Representing St. Patrick's – Iten, Boit won the Kenya national high school title in the 800 metres in 1969. He later went on to win the 800 metres bronze medal at the 1972 Munich Olympics, in a race better known for the last-to-first comeback kick by US Olympian Dave Wottle. Boit also earned a fourth-place finish in the 1500 metres behind fellow legendary Kenyan runner Kipchoge Keino.

A Kenya boycott of the 1976 Montreal Olympics and 1980 Moscow Olympics denied Boit a second chance for Olympic glory. Boit however remained one of the world's top middle distance runners throughout the 1970s winning the 800 metres silver medal at the 1974 Commonwealth Games and a silver medal at the 1977 World Cup of Athletics in a much anticipated face-off against the 1976 Olympic gold medalist Alberto Juantorena of Cuba. He finished 2nd at the 1977 IAAF World Cup 800 metres race.

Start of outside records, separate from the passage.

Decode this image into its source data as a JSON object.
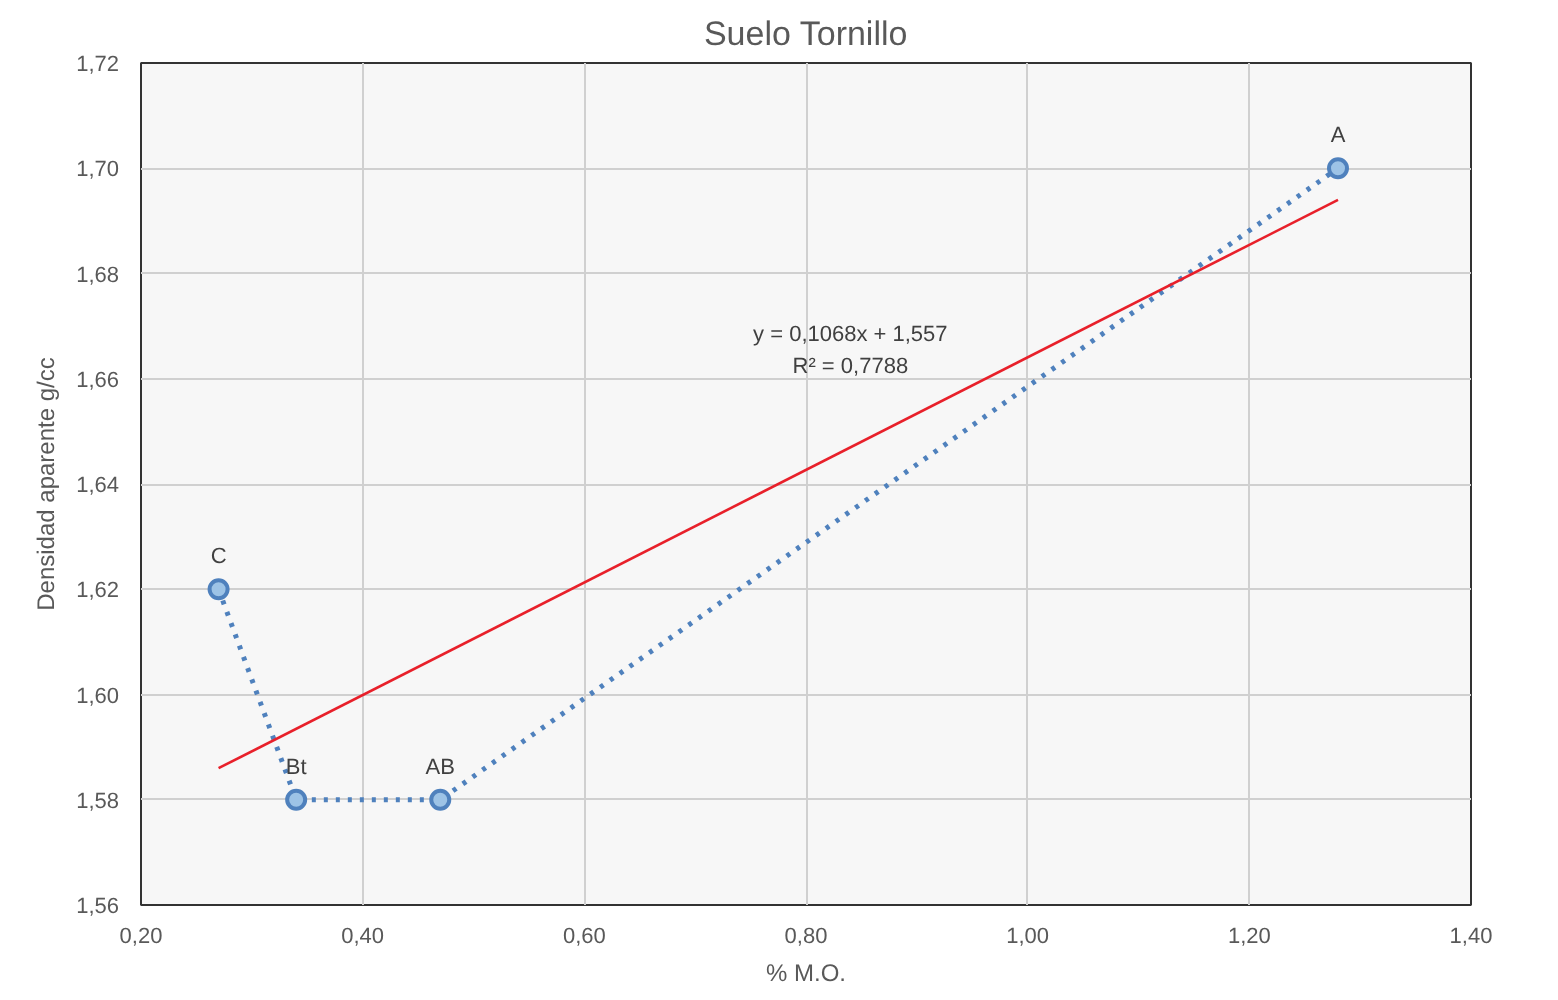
{
  "chart_data": {
    "type": "line",
    "title": "Suelo Tornillo",
    "xlabel": "% M.O.",
    "ylabel": "Densidad aparente g/cc",
    "xlim": [
      0.2,
      1.4
    ],
    "ylim": [
      1.56,
      1.72
    ],
    "xticks": [
      {
        "value": 0.2,
        "label": "0,20"
      },
      {
        "value": 0.4,
        "label": "0,40"
      },
      {
        "value": 0.6,
        "label": "0,60"
      },
      {
        "value": 0.8,
        "label": "0,80"
      },
      {
        "value": 1.0,
        "label": "1,00"
      },
      {
        "value": 1.2,
        "label": "1,20"
      },
      {
        "value": 1.4,
        "label": "1,40"
      }
    ],
    "yticks": [
      {
        "value": 1.56,
        "label": "1,56"
      },
      {
        "value": 1.58,
        "label": "1,58"
      },
      {
        "value": 1.6,
        "label": "1,60"
      },
      {
        "value": 1.62,
        "label": "1,62"
      },
      {
        "value": 1.64,
        "label": "1,64"
      },
      {
        "value": 1.66,
        "label": "1,66"
      },
      {
        "value": 1.68,
        "label": "1,68"
      },
      {
        "value": 1.7,
        "label": "1,70"
      },
      {
        "value": 1.72,
        "label": "1,72"
      }
    ],
    "grid": true,
    "series": [
      {
        "color": "#4f81bd",
        "x": [
          0.27,
          0.34,
          0.47,
          1.28
        ],
        "values": [
          1.62,
          1.58,
          1.58,
          1.7
        ],
        "marker": "circle",
        "line_style": "dotted"
      },
      {
        "color": "#e8202a",
        "x": [
          0.27,
          1.28
        ],
        "values": [
          1.586,
          1.694
        ],
        "marker": "none",
        "line_style": "solid"
      }
    ],
    "annotations": [
      {
        "text": "C",
        "x": 0.27,
        "y": 1.62
      },
      {
        "text": "Bt",
        "x": 0.34,
        "y": 1.58
      },
      {
        "text": "AB",
        "x": 0.47,
        "y": 1.58
      },
      {
        "text": "A",
        "x": 1.28,
        "y": 1.7
      },
      "y = 0,1068x + 1,557",
      "R² = 0,7788"
    ]
  }
}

Boit won the gold at the 1978 Commonwealth Games and a bronze in the 1500 metres at the 1982 Commonwealth Games. He won the 1500 metres at the 1st African Championships in 1979. In Sebastian Coe's record breaking Summer of 81 Boit could often be seen at Coe's shoulder in 1500 metre and mile races, pushing him all the way to the line as the records tumbled. In 1983 Boit ran a downhill mile in 3:28.36, the then fastest mile in history. This did not count as the world record because of the course's downhill grade. Boit ended his athletic career in 1990 breaking the Masters Division Indoor World Record for the mile in Meadowlands, New Jersey.